Pandemi Covid-19 dianggap telah mengekspos kelemahan sistem perawatan kesehatan India, terutama di rumah sakit pemerintah yang tidak lengkap.

Lokasi kremasi di India. [Manjunath Kiran/AFP]
Lokasi kremasi di India. [Manjunath Kiran/AFP]

Ketika wabah virus corona melonjak, banyak laporan muncul bagaimana rumah sakit kekurangan staf medis sementara pasien terbaring di lantai karena bangsal perawatan penuh sesak.

Dikutip dari Channel News Asia, pemerintah India disebut hanya menggunakan kurang dari 2 persen dari PDB untuk biaya kesehatan, dan menjadi salah satu tarif terendah di dunia.

India juga hanya memiliki 0,8 dokter per 1.000 warganya pada tahun 2017, jumlahnya hampir sama dengan Irak, menurut Bank Dunia.

Dokter Shekhar Kumar, yang bekerja dengan sebuah rumah sakit swasta di negara bagian utara Uttar Pradesh mengatakan staf junior dan mahasiswa kedokteran tahun terakhir terkadang harus bekerja dengan shift 24 jam.

"Dibandingkan tahun lalu, kali ini pasien membutuhkan rawat inap lebih lama sehingga menambah beban staf," kata Kumar.

Ia menyampaikan bahwa para tenaga medis itu umumnya mulai merasa terpuruk ketika tahu rekan-rekannya jatuh sakit karena virus corona.

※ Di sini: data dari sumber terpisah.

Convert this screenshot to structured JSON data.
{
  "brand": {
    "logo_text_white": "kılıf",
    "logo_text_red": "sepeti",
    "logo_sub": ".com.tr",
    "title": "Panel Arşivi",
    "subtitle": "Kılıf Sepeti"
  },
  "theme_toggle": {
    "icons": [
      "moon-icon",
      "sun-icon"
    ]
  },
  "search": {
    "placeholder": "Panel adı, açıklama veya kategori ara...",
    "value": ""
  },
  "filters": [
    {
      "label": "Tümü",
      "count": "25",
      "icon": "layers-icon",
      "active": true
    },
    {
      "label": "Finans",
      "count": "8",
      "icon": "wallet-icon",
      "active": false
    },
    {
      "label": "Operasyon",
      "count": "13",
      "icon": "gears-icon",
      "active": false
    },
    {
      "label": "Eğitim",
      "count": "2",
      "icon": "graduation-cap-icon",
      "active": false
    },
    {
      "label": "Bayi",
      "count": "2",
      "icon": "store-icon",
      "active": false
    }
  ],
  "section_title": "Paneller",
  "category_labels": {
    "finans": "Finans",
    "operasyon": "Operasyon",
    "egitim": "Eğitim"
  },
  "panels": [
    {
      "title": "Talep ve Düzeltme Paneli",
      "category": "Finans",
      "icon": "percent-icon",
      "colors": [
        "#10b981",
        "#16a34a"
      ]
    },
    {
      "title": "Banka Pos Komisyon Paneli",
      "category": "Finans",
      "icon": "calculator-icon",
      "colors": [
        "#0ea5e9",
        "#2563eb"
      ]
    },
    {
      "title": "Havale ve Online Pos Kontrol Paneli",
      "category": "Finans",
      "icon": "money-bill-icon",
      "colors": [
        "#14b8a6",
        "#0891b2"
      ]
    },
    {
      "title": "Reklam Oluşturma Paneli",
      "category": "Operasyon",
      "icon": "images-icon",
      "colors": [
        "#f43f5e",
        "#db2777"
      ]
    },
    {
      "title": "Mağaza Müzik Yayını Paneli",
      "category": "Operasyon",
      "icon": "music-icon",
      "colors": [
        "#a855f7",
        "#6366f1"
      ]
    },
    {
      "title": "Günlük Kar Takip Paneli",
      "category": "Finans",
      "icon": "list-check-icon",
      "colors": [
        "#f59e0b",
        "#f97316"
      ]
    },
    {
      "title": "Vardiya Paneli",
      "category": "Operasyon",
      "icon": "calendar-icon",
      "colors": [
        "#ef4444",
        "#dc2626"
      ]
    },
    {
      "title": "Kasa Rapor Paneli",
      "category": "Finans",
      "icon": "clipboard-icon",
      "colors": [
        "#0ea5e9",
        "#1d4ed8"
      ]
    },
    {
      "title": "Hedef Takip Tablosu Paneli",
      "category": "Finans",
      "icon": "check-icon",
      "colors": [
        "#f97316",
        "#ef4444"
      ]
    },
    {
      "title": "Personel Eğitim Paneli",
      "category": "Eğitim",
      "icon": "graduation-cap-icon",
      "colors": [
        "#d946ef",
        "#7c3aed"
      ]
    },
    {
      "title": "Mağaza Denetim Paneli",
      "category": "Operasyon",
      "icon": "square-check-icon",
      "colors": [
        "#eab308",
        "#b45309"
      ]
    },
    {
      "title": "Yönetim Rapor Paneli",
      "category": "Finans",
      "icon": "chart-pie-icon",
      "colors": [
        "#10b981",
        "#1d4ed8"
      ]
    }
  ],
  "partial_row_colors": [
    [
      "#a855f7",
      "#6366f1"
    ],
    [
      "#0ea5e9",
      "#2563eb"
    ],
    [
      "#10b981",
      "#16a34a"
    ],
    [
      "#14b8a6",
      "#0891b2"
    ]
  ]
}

Para dokter mengaku mereka trauma karena dipaksa untuk memilih pasien mana yang harus diselamatkan terlebih dahulu. Mereka harus bergulat dengan persediaan obat-obatan dan oksigen yang tidak mencukupi.

Tingginya angka kematian per hari akibat Covid-19 di India. [Sanjay Kanojia/AFP]
Tingginya angka kematian per hari akibat Covid-19 di India. [Sanjay Kanojia/AFP]

Ravikant Singh, pendiri kelompok amal yang membantu mendirikan rumah sakit lapangan Covid-19, mengatakan bahwa dia bahkan sampai kesulitan tidur selama beberapa malam.

"Ini adalah situasi yang mengubah hidup para dokter. Bagian terburuknya adalah kami tidak bisa menyelamatkan banyak nyawa karena kekurangan oksigen," kata Singh kepada AFP.

Bahkan setelah menyelesaikan pekernaannya, para dokter juga masih khawatir akan menginfeksi virus corona kepada keluarganya saat pulang kerumah.